Sliced-Regularized Optimal Transport

A new approach uses sliced OT as a reference for better transport plans.

Deep Dive

Khai Nguyen introduces Sliced-Regularized Optimal Transport (SROT), a novel regularization approach for optimal transport (OT) that diverges from the standard entropic OT (EOT) paradigm. While EOT regularizes the transport plan toward an independent coupling, SROT instead uses a smoothened sliced OT (SOT) plan as a reference. This is the first method to leverage a version of SOT in this way, providing a formal definition, dual formulation, and a post-Bayesian interpretation. Nguyen also develops a Sinkhorn-style algorithm that retains EOT's scalability while yielding more accurate approximations of the exact OT plan under the same regularization level.

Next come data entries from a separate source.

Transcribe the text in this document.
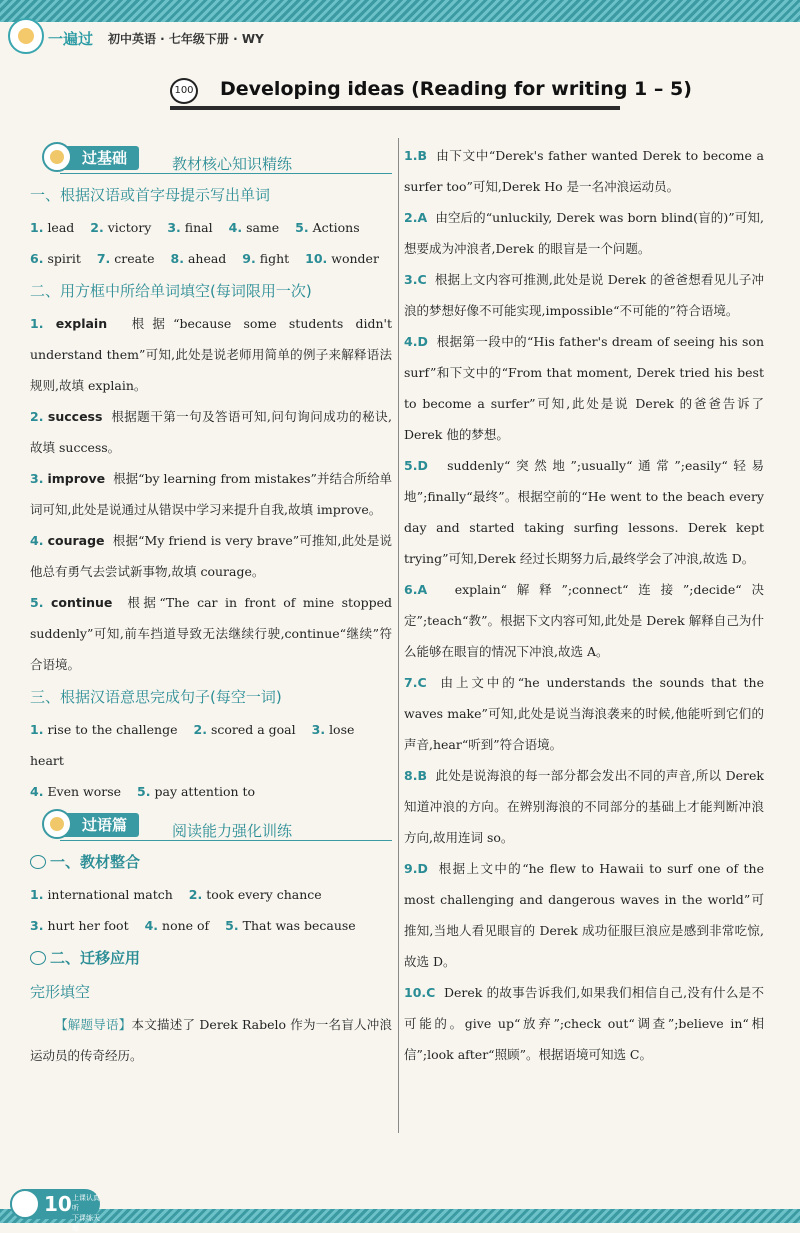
一遍过 初中英语 · 七年级下册 · WY
100 Developing ideas (Reading for writing 1 – 5)
过基础	教材核心知识精练
一、根据汉语或首字母提示写出单词
1. lead 2. victory 3. final 4. same 5. Actions
6. spirit 7. create 8. ahead 9. fight 10. wonder
二、用方框中所给单词填空(每词限用一次)

1. explain 根据“because some students didn't understand them”可知,此处是说老师用简单的例子来解释语法规则,故填 explain。

2. success 根据题干第一句及答语可知,问句询问成功的秘诀,故填 success。

3. improve 根据“by learning from mistakes”并结合所给单词可知,此处是说通过从错误中学习来提升自我,故填 improve。

4. courage 根据“My friend is very brave”可推知,此处是说他总有勇气去尝试新事物,故填 courage。

5. continue 根据“The car in front of mine stopped suddenly”可知,前车挡道导致无法继续行驶,continue“继续”符合语境。

三、根据汉语意思完成句子(每空一词)
1. rise to the challenge 2. scored a goal 3. lose heart
4. Even worse 5. pay attention to
过语篇	阅读能力强化训练
一、教材整合
1. international match 2. took every chance
3. hurt her foot 4. none of 5. That was because
二、迁移应用
完形填空

【解题导语】本文描述了 Derek Rabelo 作为一名盲人冲浪运动员的传奇经历。

1.B 由下文中“Derek's father wanted Derek to become a surfer too”可知,Derek Ho 是一名冲浪运动员。

2.A 由空后的“unluckily, Derek was born blind(盲的)”可知,想要成为冲浪者,Derek 的眼盲是一个问题。

3.C 根据上文内容可推测,此处是说 Derek 的爸爸想看见儿子冲浪的梦想好像不可能实现,impossible“不可能的”符合语境。

4.D 根据第一段中的“His father's dream of seeing his son surf”和下文中的“From that moment, Derek tried his best to become a surfer”可知,此处是说 Derek 的爸爸告诉了 Derek 他的梦想。

5.D suddenly“突然地”;usually“通常”;easily“轻易地”;finally“最终”。根据空前的“He went to the beach every day and started taking surfing lessons. Derek kept trying”可知,Derek 经过长期努力后,最终学会了冲浪,故选 D。

6.A explain“解释”;connect“连接”;decide“决定”;teach“教”。根据下文内容可知,此处是 Derek 解释自己为什么能够在眼盲的情况下冲浪,故选 A。

7.C 由上文中的“he understands the sounds that the waves make”可知,此处是说当海浪袭来的时候,他能听到它们的声音,hear“听到”符合语境。

8.B 此处是说海浪的每一部分都会发出不同的声音,所以 Derek 知道冲浪的方向。在辨别海浪的不同部分的基础上才能判断冲浪方向,故用连词 so。

9.D 根据上文中的“he flew to Hawaii to surf one of the most challenging and dangerous waves in the world”可推知,当地人看见眼盲的 Derek 成功征服巨浪应是感到非常吃惊,故选 D。

10.C Derek 的故事告诉我们,如果我们相信自己,没有什么是不可能的。give up“放弃”;check out“调查”;believe in“相信”;look after“照顾”。根据语境可知选 C。

10 上课认真听
下课练天题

Experimental validation on synthetic datasets and color transfer tasks shows SROT outperforms both EOT and SOT in approximating exact OT. The resulting transport plan improves upon the reference SOT plan itself. Additionally, the SROT divergence is introduced, with analysis of its topological and computational properties. Further experiments on gradient flows highlight additional advantages, suggesting SROT could become a new standard for tasks requiring precise transport, such as domain adaptation or image generation.

Key Points
  • SROT uses a smoothened sliced OT plan as a reference instead of an independent coupling, improving accuracy.
  • A Sinkhorn-style algorithm is provided, maintaining scalability comparable to entropic OT.
  • Outperforms both EOT and SOT in synthetic tests, color transfer, and gradient flow experiments.

Why It Matters

SROT offers a more accurate, scalable alternative to entropic OT, potentially improving ML tasks like domain adaptation and image generation.